Housing

Feb
2016
07

Election 2016


We say:

  • The private sector cannot and will not solve our housing problems.
  • We need to invest in a State building programme for secure, sustainable and affordable housing by redirecting the €4.5billion that NAMA plans to spend on high-end office and apartment developments, and accessing the billions of reserves offered by the Credit Union movement for social housing.
  • Compulsory purchase of vacant buildings and buy-to-lets in arrears to convert to affordable rental or purchase properties.
  • Rent control and real regulation, along with increased protection of those with mortgage arrears to keep people in their homes.

Fine Gael and Labour have consistently failed to act on housing despite a huge and snowballing housing crisis. Approximately 5,000 people are currently homeless, including 1,495 children. There are more than 100,000 people are on waiting lists for social housing – with almost 10,000 in Fingal. Someone on the new minimum wage would spend 70% of their income to rent a one-bed apartment in Dublin, at current prices.

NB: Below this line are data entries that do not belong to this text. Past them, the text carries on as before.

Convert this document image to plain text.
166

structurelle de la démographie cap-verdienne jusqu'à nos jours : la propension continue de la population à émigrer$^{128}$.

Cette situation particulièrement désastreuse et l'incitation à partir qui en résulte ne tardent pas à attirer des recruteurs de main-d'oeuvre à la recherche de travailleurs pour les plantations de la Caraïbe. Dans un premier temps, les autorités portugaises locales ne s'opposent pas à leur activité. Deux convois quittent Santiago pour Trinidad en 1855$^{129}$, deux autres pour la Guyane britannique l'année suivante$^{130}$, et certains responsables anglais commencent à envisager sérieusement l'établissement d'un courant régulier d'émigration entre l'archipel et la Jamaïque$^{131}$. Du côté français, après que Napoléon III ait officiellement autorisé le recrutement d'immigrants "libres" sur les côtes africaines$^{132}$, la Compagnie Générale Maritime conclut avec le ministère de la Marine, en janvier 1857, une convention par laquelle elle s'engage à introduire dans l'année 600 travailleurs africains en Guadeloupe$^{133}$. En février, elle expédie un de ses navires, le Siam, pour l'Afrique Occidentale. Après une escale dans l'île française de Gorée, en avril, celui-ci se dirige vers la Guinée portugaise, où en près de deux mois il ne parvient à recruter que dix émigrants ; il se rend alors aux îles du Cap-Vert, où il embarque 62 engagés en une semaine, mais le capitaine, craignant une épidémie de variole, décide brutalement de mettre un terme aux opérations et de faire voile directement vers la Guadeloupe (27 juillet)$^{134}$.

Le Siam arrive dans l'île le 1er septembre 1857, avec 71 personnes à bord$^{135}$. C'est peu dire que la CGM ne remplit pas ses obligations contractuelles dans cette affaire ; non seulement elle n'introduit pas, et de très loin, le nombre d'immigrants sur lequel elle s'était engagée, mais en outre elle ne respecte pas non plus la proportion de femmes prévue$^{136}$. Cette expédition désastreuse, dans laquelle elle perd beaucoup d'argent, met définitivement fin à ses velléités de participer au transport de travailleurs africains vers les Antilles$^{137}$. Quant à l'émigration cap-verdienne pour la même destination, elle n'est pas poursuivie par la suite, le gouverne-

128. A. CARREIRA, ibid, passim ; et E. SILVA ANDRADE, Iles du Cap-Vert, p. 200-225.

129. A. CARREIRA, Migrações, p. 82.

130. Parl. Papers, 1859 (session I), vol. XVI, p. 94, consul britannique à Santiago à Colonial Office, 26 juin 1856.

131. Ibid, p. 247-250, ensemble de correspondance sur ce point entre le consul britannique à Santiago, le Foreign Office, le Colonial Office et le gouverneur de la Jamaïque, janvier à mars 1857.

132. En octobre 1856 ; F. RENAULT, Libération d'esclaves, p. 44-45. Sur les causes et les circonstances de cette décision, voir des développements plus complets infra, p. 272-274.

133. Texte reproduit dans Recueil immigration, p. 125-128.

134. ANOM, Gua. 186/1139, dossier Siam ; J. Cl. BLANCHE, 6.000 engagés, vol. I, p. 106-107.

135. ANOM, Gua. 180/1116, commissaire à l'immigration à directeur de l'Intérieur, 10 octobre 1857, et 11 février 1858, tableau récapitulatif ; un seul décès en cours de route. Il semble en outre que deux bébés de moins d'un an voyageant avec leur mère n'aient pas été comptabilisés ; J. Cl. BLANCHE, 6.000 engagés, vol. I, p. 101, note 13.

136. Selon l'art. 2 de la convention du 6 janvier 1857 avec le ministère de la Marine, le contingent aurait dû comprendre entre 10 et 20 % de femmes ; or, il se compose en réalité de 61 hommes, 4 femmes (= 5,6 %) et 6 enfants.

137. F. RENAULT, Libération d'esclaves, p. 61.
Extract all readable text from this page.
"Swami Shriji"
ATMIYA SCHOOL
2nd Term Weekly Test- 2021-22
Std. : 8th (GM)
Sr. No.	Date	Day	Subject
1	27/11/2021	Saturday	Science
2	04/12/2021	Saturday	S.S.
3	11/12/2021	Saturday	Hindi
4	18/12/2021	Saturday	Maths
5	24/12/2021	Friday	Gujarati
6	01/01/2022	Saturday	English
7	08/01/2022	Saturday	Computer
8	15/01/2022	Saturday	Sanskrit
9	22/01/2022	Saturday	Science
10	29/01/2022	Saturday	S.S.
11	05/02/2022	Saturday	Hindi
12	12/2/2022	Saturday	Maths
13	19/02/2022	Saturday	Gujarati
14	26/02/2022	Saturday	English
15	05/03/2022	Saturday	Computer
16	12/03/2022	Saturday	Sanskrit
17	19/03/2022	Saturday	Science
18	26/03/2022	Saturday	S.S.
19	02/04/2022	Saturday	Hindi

Fine Gael and Labour have done next to nothing to address the housing crisis; if anything, they have made it worse. They have consistently misrepresented figures, with the latest being Enda Kenny’s patently false claim that the Government is going to ‘build’ 110,000 social housing units. His own Government’s Housing 2020 Strategy provides for capital funding for the building or acquisition of around 10,000 units up to 2020 – a very far cry from 110,000.

One of the main causes of our current housing crisis has been an over-reliance on the private market to supply social housing – with people becoming homeless as rents spiral and rent supplement rates don’t keep up. Despite this, Fine Gael and Labour’s published housing strategy involves reliance on the private sector to provide the vast majority of social housing, with only a tiny minority of social houses to be built or acquired by the State.

We need to look at a more sustainable, long-term housing policy, one that’s driven by what the people need, not by what developers want. The Minister for the Environment cut the minimum size standards for apartments last December – meaning the majority of apartments that will be built in the next few years will be just too small for families to live in. Where we should be raising standards, Fine Gael and Labour have been intent on lowering them.

The State ultimately has to take responsibility for housing and to play a far larger role in providing it. Leaving this most essential of human needs to the private market has been shown time and again to fail, and the consequences of that failure for people’s lives and happiness are disastrous. We need to invest in a serious social housing programme, one which will restore the housing stock to a level that serves the needs of society. NAMA has a key role to play in this, and should be called upon to play it. Offers such as the one from the Credit Union movement to provide billions for a social housing programme should be taken. Large-scale investment in house building will have a knock-on effect on the rest of the economy, providing much-needed jobs, and ensuring people don’t have to spend upwards of 50% of their income to pay for a roof over their heads.

The State must also ensure that building standards are adhered to, and that housing policy is attuned to what people really need. Shoebox flats, pyrite riddled foundations, and firetrap apartment blocks must be consigned to history.

Housing is a human right, and the failed developer-led model perfected by Fianna Fáil, which Fine Gael and Labour have been intent on mimicking, will never be up to the task of vindicating that right. It’s time for a real change.